A script of mine used a
try-except sequence to enclose the section of code which reads files of tweets line by line. I did not specify which exceptions to handle, so my code barreled along, a train obliterating all obstacles. Soon, I noticed that I did not have tweets starting on 03.01.2017 from Cameroon. The simple answer is that
try-except is too powerful, and I had to modify my code to properly handle quirks in the underlying data.
I discovered, however, that the
json library that is Python’s default does not create a
JSONDecodeError when it cannot parse a string with
json.loads. Instead, it uses
ValueError. The problem is that many kinds of errors are labelled as
ValueError, so seeing a
ValueError does not help you fix the underlying code.
The answer, as comments at these SO threads mention, is to use a different library to load json files.

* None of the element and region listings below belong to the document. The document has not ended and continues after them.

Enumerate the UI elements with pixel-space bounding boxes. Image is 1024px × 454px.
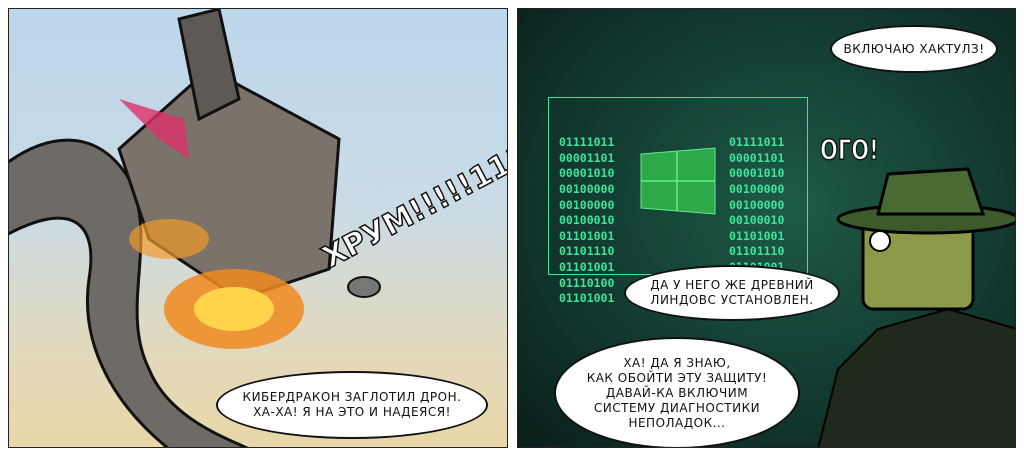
comic-panel-hacker: 01111011 00001101 00001010 00100000 00100000… — [517, 8, 1016, 448]
caption-bubble: КИБЕРДРАКОН ЗАГЛОТИЛ ДРОН. ХА-ХА! Я НА Э… — [216, 371, 488, 439]
speech-bubble-diagnostics: ХА! ДА Я ЗНАЮ, КАК ОБОЙТИ ЭТУ ЗАЩИТУ! ДА… — [554, 337, 800, 447]
caption-line: КИБЕРДРАКОН ЗАГЛОТИЛ ДРОН. — [242, 390, 462, 404]
speech-bubble-old-windows: ДА У НЕГО ЖЕ ДРЕВНИЙ ЛИНДОВС УСТАНОВЛЕН. — [624, 265, 840, 321]
speech-bubble-hacktools: ВКЛЮЧАЮ ХАКТУЛЗ! — [830, 25, 998, 73]
wow-sound-effect: ОГО! — [819, 132, 879, 167]
caption-line: ХА-ХА! Я НА ЭТО И НАДЕЯСЯ! — [253, 405, 451, 419]
comic-panel-dragon: ХРУМ!!!!!11111 КИБЕРДРАКОН ЗАГЛОТИЛ ДРОН… — [8, 8, 508, 448]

simplejson looked good. Though Python’s
json library is built on
simplejson is updated more frequently than Python is, so it has more features. One of those features is the ability to handle a
JSONDecodeError. Once I realized that, installed
simplejson, actually installed
ipython in my virtual environment, and remembered to write
except simplejson.JSONDecodeError: instead of just
except JSONDecodeError:, everything has worked like a charm!
Now let’s just hope that, and the other conditions I accounted for, are the only problems I run into.